Actually, they didn’t. You were happier before you had to worry about stuff. It’s not the games that got bad. It’s you that got older. Games are better than ever. If you don’t believe me, the next time you’re completely stress-free, sit down with a quality game that you’ve never played before. I bet you anything it grabs a little of that old-timey game-induced happiness you used to feel and don’t anymore. It’s not the games. It’s you.

Mailbag

@mocliamtoh wants to know “Are there any genres you would describe as distinctly or inherently indie?

Inherently?
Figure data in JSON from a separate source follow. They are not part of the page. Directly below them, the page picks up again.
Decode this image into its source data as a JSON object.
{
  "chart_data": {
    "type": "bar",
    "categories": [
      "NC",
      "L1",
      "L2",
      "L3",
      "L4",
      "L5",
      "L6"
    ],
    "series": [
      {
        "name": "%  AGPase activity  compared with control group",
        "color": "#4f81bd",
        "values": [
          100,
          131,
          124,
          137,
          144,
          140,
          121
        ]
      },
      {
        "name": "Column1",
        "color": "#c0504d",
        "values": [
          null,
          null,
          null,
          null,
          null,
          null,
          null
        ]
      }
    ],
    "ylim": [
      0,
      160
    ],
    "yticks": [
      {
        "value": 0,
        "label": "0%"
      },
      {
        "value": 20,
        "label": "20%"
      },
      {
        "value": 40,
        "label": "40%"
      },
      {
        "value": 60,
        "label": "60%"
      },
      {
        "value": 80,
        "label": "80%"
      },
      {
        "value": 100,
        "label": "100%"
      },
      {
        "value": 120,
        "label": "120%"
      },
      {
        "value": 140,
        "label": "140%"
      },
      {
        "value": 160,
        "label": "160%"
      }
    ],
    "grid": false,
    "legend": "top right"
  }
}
No. Distinctly? No. Crafting games are generally associated with indies, but I’m not so sure they define the community. If any genre does, I would say it’s the 2D platformer. It makes sense when you think about it. Most indie developers grew up in the NES/SNES/Genesis era, when platformers ruled the day. They probably began to dream of making their own game around that time, and logically that game would be based on what was the meal-ticket of that era. Indie 2D platformer might be over-saturated, but people need to realize that they’re not just games. They’re dreams being realized. That’s why they’re the surest bet for quality on the scene.